Imaginons-nous, il y a cinq ou six ans, assis au coin d’un feu, avec quelqu’un qui nous raconte qu’il entrevoit déjà un avenir, pas si lointain, où les bandes d’amis, les petites familles et même les gens d’affaires les plus sérieux ne manqueraient pas une occasion d’aller désamorcer ensemble de fausses bombes, de croiser le fer avec des psychopathes ou d’aller à la rencontre des zombies, histoire de se sentir plus vivants et plus proches les uns des autres. Et pendant ces événements, tant dans les musées que les partys de bureau, un mot étrange, « l’immersion », effleurerait toutes les lèvres.

Mais l’histoire ne s’arrête pas là, puisque le conteur en face de vous pourrait vraisemblablement conclure en disant qu’il compte bien s’intégrer à ce grand courant, en tant qu’immerseur en chef. L’auriez-vous cru? Auriez-vous pu seulement concevoir qu’il se croyait lui-même?

Un nouveau domaine se dessine

Et même pour Frédéric Guay, alias L’Aventureux, il y a une dizaine d’années, alors qu’il réalisait un peu de planification d’événements, en parallèle de son travail d’ambulancier, la chose était encore assez peu concevable. Toutefois, ayant flairé le vent mauricien, celui-ci a compris l’intérêt de créer des activités qui collaient à la réalité touristique de sa région, où les contes, les reconstitutions, historiques ou fantastiques, et les défis en forêt faisaient déjà bonne figure. Depuis 2009, Culture Mauricie ficelait des ententes avec le Ministère de la Culture et finançait de projets locaux afin de faire de sa région une référence en tourisme culturel expérientiel.

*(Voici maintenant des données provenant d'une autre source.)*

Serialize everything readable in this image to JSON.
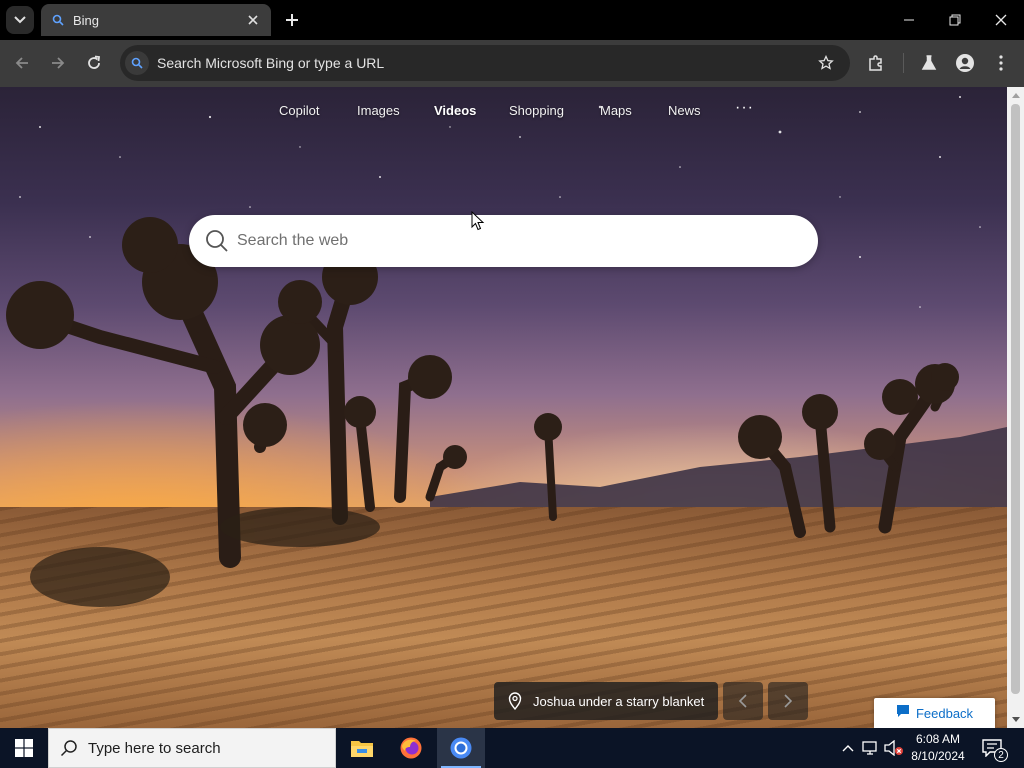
{
  "browser": {
    "tab": {
      "title": "Bing"
    },
    "address_bar": {
      "text": "Search Microsoft Bing or type a URL"
    }
  },
  "bing": {
    "nav": [
      {
        "label": "Copilot",
        "active": false
      },
      {
        "label": "Images",
        "active": false
      },
      {
        "label": "Videos",
        "active": true
      },
      {
        "label": "Shopping",
        "active": false
      },
      {
        "label": "Maps",
        "active": false
      },
      {
        "label": "News",
        "active": false
      }
    ],
    "more_label": "···",
    "search_placeholder": "Search the web",
    "caption": "Joshua under a starry blanket",
    "feedback_label": "Feedback"
  },
  "taskbar": {
    "search_placeholder": "Type here to search",
    "apps": [
      "file-explorer-icon",
      "firefox-icon",
      "chrome-icon"
    ],
    "time": "6:08 AM",
    "date": "8/10/2024",
    "notification_count": "2"
  },
  "colors": {
    "accent": "#0c6ec8",
    "taskbar_bg": "#0b1426",
    "toolbar_bg": "#3c3c3c"
  }
}
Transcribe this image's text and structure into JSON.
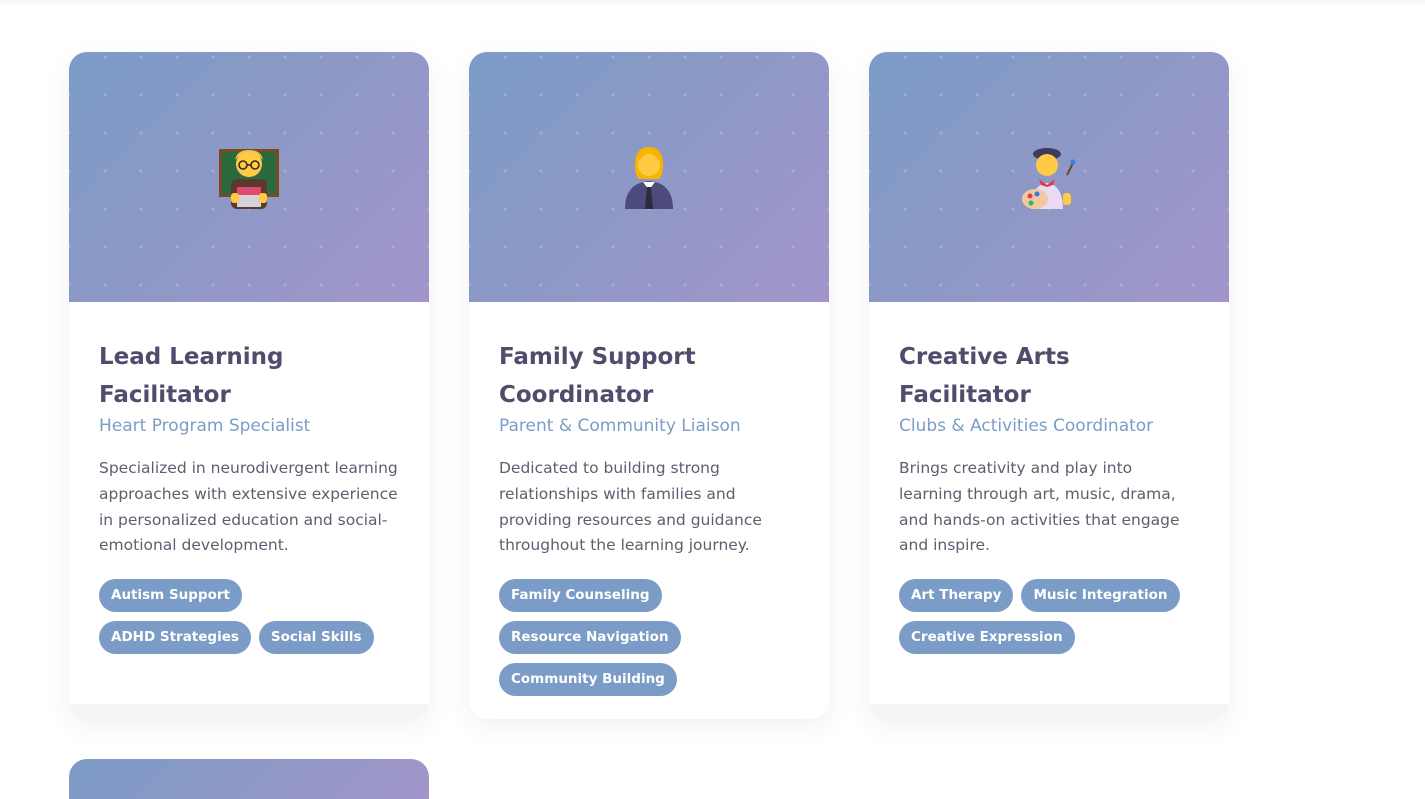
{
  "cards": [
    {
      "icon": "teacher-avatar-icon",
      "name": "Lead Learning Facilitator",
      "role": "Heart Program Specialist",
      "description": "Specialized in neurodivergent learning approaches with extensive experience in personalized education and social-emotional development.",
      "tags": [
        "Autism Support",
        "ADHD Strategies",
        "Social Skills"
      ]
    },
    {
      "icon": "office-worker-avatar-icon",
      "name": "Family Support Coordinator",
      "role": "Parent & Community Liaison",
      "description": "Dedicated to building strong relationships with families and providing resources and guidance throughout the learning journey.",
      "tags": [
        "Family Counseling",
        "Resource Navigation",
        "Community Building"
      ]
    },
    {
      "icon": "artist-avatar-icon",
      "name": "Creative Arts Facilitator",
      "role": "Clubs & Activities Coordinator",
      "description": "Brings creativity and play into learning through art, music, drama, and hands-on activities that engage and inspire.",
      "tags": [
        "Art Therapy",
        "Music Integration",
        "Creative Expression"
      ]
    }
  ],
  "colors": {
    "header_gradient_start": "#7b9cc6",
    "header_gradient_end": "#a295ca",
    "accent": "#7b9cc6",
    "title": "#4e4d6b"
  }
}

Il a suffi qu’il décide de créer son propre rallye en forêt, pour qu’il soit convoqué par Culture Mauricie, à une table ronde, en 2013 : « Le projet dont j’avais parlé était une activité immersive que j’avais montée pour L’Île Melville, qui s’appelait Un secret bien gardé. J’avais un espace d’exploration où les gens partaient à l’aventure, comme s’ils étaient des explorateurs. ». Lors de cette rencontre, il a croisé l’équipe de l’Auberge Le Baluchon. Depuis ce temps, l’Aventureux a continué de créer d’une à trois activités immersives ou de consolidation d’équipe par année, pour son propre compte, pour le Baluchon ainsi que pour d’autres lieux d’hébergement de la région.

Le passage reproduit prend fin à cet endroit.